Introduction / History The Kaimbulawa people live in four villages in Siompu District, South Buton Regency, in the province of Southeast Sulawesi. These four villages are Kaimbulawa, Waidawula, Lontoy, and Karae. The Kaimbulawa consider themselves descendants of a commander of the Buton kingdom named La Saompula. After waging war with the Banggai kingdom, he returned and placed the head of the defeated Banggai king on the reef on the beach of Kaimbulawa village and lived there.
The Kaimbulawa language is part of the Munic group, which also includes the Kioko, Liabuku, Muna and Pancana languages.

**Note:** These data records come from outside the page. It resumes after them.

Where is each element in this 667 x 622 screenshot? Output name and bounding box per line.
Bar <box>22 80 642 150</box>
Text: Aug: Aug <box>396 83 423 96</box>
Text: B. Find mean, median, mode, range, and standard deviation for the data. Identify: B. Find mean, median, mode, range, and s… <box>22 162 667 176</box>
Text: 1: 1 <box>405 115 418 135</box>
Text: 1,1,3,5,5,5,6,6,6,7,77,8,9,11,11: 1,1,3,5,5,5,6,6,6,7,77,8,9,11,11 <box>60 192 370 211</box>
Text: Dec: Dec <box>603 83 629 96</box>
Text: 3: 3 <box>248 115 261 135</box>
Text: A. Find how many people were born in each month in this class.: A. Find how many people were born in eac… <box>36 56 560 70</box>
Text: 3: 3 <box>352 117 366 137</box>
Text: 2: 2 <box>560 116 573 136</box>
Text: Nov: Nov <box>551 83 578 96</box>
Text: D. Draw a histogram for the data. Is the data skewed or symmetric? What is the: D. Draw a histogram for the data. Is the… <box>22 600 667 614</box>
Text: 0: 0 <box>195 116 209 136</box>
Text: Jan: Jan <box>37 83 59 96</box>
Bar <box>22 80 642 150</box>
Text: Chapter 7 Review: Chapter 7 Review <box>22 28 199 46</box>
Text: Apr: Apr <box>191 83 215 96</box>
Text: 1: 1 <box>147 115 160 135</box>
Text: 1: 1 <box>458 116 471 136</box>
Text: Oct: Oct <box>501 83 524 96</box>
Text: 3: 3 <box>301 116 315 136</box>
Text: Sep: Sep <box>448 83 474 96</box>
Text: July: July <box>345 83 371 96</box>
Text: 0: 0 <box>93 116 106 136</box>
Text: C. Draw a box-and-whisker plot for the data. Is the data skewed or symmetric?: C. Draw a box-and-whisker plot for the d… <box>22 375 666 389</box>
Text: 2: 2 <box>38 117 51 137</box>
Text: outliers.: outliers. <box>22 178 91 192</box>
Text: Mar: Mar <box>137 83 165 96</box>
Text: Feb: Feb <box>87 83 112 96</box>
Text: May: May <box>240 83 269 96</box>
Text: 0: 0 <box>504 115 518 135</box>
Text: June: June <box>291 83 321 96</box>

What are their lives like? The baruga is a tribal gathering place used for various purposes. If one of the people commits a crime but does not confess to it after a council at the baruga, they will die after three days. If they confess, they will be fined. The fine might consist of giving food to others in their village or walking through the village shouting the nature of their crime, as an announcement to embarrass themselves as a deterrent, so they will not commit that offense again.
Annual meetings are also held at the baruga to provide village boundary markers aimed at preventing troops from entering this area and preventing violations of the established limits. The cultural chief is called the parabela who is assisted by four Wacik, with a Penembuho who assists each Wacik. The cultural chief and religious leader work together in deliberations. Every cultural event is attended by the religious leader and every religious meeting involves the cultural chief.
Most residents are farmers and although their area is close to the sea, only a small percentage of them are fishermen. A unique crop of the area is the Siompu orange, which is very expensive. The tree bears fruit only once a year. They are sold for Rp 50,000 (about US$3.70) per orange and they are delicious. However it is very difficult to get the trees to bear fruit and they often die. Nowhere else in Indonesia a can grow Siompu oranges with fruit as flavorful as those grown in Kaimbulawa.
What are their beliefs? All Kaimbulawa people are Muslim although it appears Islam entered this area less than two generations ago. During Ramadan (the fasting month), the mosques appear to be mostly empty at prayer times; very few are attending. Apparently Islam is not yet deeply rooted in the community.